Surexposition par projection d'une image originale sur stock vierge — crée ralentis, fondus, effets optiques. Procédé analogique, esthétique recherchée aujourd'hui.
Vous projetez une pellicule déjà exposée à travers une optique sur un nouveau film vierge — c'est le cœur du tirage optique. La machine qui réalise cela s'appelle un Optical Printer : une combinaison de projecteur et de caméra dans un seul boîtier. Vous placez le négatif dans le projecteur, réglez l'objectif, éclairez à nouveau et tirez la deuxième génération sur un film vierge. Cela semble simple, mais pendant des décennies, c'était le seul moyen de réaliser certains effets — et jusqu'à aujourd'hui, la signature visuelle de cette technique reste présente dans l'esthétique.

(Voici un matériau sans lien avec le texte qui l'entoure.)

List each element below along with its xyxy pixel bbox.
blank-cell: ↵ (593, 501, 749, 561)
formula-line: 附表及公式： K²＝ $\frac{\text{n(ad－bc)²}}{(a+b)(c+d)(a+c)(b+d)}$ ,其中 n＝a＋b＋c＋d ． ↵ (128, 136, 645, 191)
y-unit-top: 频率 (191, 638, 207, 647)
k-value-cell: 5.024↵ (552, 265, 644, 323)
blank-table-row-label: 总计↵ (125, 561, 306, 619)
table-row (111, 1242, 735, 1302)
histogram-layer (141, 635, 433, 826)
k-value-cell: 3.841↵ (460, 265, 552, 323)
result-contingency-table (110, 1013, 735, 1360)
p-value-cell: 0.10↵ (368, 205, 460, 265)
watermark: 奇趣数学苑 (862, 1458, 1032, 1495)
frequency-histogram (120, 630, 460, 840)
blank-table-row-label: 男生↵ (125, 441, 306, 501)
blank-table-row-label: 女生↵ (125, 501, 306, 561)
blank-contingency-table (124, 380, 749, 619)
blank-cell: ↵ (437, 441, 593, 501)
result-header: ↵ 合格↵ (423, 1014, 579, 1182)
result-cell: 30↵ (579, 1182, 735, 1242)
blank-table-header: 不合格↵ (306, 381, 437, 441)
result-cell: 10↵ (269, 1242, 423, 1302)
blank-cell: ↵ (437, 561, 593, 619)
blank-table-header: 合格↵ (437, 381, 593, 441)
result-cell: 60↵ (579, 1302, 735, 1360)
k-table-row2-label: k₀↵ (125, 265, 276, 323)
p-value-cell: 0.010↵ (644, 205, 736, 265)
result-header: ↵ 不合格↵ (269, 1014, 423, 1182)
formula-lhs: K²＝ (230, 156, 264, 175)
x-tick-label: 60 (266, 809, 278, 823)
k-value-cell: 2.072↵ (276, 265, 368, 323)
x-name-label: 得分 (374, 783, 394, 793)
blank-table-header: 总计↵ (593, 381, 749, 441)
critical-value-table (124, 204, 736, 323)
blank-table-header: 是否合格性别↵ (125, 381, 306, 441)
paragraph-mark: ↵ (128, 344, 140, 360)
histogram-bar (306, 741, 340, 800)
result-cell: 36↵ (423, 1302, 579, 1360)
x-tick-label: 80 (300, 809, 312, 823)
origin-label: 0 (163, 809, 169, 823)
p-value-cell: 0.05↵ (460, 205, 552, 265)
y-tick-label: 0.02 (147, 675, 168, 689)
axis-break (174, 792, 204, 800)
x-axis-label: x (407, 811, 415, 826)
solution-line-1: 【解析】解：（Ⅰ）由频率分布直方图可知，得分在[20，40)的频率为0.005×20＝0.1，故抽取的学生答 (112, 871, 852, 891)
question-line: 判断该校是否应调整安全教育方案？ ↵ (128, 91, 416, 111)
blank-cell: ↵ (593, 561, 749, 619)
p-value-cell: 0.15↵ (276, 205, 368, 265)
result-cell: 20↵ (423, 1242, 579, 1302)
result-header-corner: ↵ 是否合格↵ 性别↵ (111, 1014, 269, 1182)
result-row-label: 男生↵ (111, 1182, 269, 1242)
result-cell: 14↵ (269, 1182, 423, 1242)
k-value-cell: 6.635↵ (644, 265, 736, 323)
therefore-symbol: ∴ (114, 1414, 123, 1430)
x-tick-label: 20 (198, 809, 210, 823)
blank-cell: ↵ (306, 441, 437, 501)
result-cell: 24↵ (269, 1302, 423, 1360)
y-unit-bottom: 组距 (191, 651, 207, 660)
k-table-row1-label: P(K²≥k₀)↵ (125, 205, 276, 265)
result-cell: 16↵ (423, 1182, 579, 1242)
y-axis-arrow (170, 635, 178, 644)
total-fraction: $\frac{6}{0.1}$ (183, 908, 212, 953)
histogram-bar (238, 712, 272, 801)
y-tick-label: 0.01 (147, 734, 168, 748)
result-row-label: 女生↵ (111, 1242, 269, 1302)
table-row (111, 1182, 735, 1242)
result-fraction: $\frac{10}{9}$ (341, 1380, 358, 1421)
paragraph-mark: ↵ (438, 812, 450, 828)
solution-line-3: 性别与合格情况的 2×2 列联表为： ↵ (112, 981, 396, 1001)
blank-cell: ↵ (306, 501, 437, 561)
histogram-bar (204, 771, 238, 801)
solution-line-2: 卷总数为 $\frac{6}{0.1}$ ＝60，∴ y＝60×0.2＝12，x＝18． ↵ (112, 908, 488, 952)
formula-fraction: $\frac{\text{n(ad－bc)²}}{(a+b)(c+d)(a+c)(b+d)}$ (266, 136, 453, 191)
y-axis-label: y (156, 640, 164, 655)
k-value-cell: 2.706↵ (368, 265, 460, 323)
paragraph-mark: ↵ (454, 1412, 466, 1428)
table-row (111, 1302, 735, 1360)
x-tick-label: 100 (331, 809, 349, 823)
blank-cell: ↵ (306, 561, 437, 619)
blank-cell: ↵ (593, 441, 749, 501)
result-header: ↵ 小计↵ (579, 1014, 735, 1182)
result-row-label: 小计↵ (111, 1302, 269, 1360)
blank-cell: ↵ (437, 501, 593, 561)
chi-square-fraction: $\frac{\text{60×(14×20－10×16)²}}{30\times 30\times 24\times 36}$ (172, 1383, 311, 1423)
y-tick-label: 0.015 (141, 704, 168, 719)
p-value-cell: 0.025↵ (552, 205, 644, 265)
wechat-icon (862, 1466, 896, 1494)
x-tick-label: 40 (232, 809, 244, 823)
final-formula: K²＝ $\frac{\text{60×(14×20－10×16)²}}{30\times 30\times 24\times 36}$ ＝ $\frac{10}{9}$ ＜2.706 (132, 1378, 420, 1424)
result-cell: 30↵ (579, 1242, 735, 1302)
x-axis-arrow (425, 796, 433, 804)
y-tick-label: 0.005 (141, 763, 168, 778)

Dans le flux de travail classique, on utilisait des tireuses optiques pour le ralenti et l'accéléré (par des étapes d'exposition contrôlées), pour les fondus enchaînés (fondu en ouverture/fondu en fermeture par une ouverture variable pendant l'exposition), pour les "matte shots" et le rotoscoping. La légendaire scène du Stargate dans 2001 : L'Odyssée de l'espace a été réalisée par des tirages optiques répétés avec des effets de zoom — la séquence d'images hypnotique était le produit de générations multiples. À chaque copie, on perdait bien sûr en netteté et en saturation des couleurs, le grain augmentait. Ce n'était pas un bug, mais une caractéristique : ce flou est devenu partie intégrante de l'esthétique, en particulier dans les séquences de science-fiction.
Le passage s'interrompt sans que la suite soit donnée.